For its part, Bonjour Sante had a data set of 1.2 million appointments to start working with MILA-Quebec Artificial Intelligence Institute, the center that has contributed to making Montreal one of the world’s AI hubs under under the leadership of neural networks pioneer Yoshua Bengio. A group of experts there mentors selected companies under a technology-transfer program, with a focus on innovation “that is good for human beings,“ Myriam Cote, who heads the government-subsidized initiative, said.

While Canadians enjoy universal health coverage, the difficulty of finding a doctor is pushing people into already overcrowded emergency rooms. Same or next-day appointments are harder to get in Canada than in France or New Zealand, a survey by the Canadian Institute for Health Information shows.

Bonjour Sante carved out a niche helping people score an appointment at a walk-in clinic in its home province.
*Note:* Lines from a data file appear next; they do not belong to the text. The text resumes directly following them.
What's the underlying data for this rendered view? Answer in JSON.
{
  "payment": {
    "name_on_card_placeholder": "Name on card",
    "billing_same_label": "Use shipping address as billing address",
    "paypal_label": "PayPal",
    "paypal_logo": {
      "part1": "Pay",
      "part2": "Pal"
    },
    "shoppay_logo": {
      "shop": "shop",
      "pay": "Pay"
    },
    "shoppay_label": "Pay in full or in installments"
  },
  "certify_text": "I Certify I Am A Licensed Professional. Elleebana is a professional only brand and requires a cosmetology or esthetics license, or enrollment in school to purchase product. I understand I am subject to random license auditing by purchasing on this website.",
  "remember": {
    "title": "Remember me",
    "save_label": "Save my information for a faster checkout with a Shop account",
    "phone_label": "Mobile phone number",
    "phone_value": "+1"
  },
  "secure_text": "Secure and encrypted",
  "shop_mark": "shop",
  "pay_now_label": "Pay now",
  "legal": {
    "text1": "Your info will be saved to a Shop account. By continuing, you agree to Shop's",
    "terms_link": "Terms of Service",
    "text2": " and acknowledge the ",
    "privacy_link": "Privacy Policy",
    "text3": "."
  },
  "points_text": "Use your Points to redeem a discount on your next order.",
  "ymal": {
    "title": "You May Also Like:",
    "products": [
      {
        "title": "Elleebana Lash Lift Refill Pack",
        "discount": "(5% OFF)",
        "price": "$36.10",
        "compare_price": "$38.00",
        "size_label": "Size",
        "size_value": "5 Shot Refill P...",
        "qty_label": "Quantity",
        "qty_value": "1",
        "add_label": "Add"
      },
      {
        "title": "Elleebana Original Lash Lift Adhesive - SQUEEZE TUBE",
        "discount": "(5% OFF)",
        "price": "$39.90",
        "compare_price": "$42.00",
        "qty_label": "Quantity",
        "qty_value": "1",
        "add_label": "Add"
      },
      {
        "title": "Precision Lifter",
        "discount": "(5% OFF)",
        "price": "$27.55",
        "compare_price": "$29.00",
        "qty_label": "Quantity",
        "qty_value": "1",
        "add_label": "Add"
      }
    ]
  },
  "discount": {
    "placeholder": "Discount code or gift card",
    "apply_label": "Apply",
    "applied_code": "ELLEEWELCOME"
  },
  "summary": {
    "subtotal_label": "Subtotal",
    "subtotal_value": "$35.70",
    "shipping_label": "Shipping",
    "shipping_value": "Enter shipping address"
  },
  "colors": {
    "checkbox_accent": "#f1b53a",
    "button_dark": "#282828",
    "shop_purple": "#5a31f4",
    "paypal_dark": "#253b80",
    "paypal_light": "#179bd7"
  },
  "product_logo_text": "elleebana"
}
The platform, which some have criticized for introducing two tiers in the government-funded system, is free for doctors but charges patients C$17.25 for a search outside of their usual clinic. It’s part of closely held Tootelo Innovation, a company founded and headed by Brunel that offers customer-service and emergency response outsourcing.

The company previously tried to estimate delays using traditional statistical methods and a handful of criteria but couldn’t lower the average wait below 45 minutes, according to Pierre Lafrance, who’s leading the project. In deep learning, data are repeatedly run by models, which can detect patterns, for instance a doctor’s tendency to be late on a given day. Data keep being added, too.